You may notice that a lot of these tools overlap with other, base R tools that you already use (or other packages provided from other authors). You can certainly mix-and-match, but one of the advantages of the tidyverse is not only that all the packages share the same assumptions and conventions (less syntax to learn), but that they all try to be very explicit and make fewer dumb mistakes with your data.
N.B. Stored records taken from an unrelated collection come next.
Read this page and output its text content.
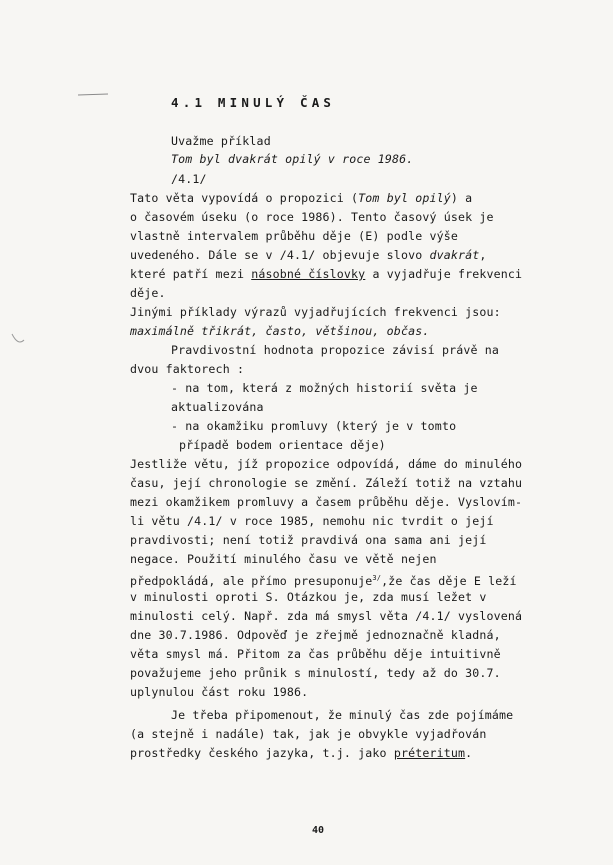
4.1 MINULÝ ČAS
Uvažme příklad
Tom byl dvakrát opilý v roce 1986.
/4.1/
Tato věta vypovídá o propozici (Tom byl opilý) a
o časovém úseku (o roce 1986). Tento časový úsek je
vlastně intervalem průběhu děje (E) podle výše
uvedeného. Dále se v /4.1/ objevuje slovo dvakrát,
které patří mezi násobné číslovky a vyjadřuje frekvenci
děje.
Jinými příklady výrazů vyjadřujících frekvenci jsou:
maximálně třikrát, často, většinou, občas.
Pravdivostní hodnota propozice závisí právě na
dvou faktorech :
- na tom, která z možných historií světa je
aktualizována
- na okamžiku promluvy (který je v tomto
případě bodem orientace děje)
Jestliže větu, jíž propozice odpovídá, dáme do minulého
času, její chronologie se změní. Záleží totiž na vztahu
mezi okamžikem promluvy a časem průběhu děje. Vyslovím-
li větu /4.1/ v roce 1985, nemohu nic tvrdit o její
pravdivosti; není totiž pravdivá ona sama ani její
negace. Použití minulého času ve větě nejen
předpokládá, ale přímo presuponuje$^{3/}$,že čas děje E leží
v minulosti oproti S. Otázkou je, zda musí ležet v
minulosti celý. Např. zda má smysl věta /4.1/ vyslovená
dne 30.7.1986. Odpověď je zřejmě jednoznačně kladná,
věta smysl má. Přitom za čas průběhu děje intuitivně
považujeme jeho průnik s minulostí, tedy až do 30.7.
uplynulou část roku 1986.
Je třeba připomenout, že minulý čas zde pojímáme
(a stejně i nadále) tak, jak je obvykle vyjadřován
prostředky českého jazyka, t.j. jako préteritum.
40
As an example, a tibble object (which overlaps a lot with data frames generally) won’t make “best guess column name” assumptions (like when you type mydata$a and it returns mydata$abc, since you don’t have a column ‘a’, but you do have a column ‘abc’). If you’re new to R, it’s a good idea to start with these packages. If you already have a bunch of scripts already written, and they work, there’s not necessarily a reason to go back and rewrite them using these functions. They are one possible toolset out of a nearly infinite permutation of perfectly good packages in the R ecosystem.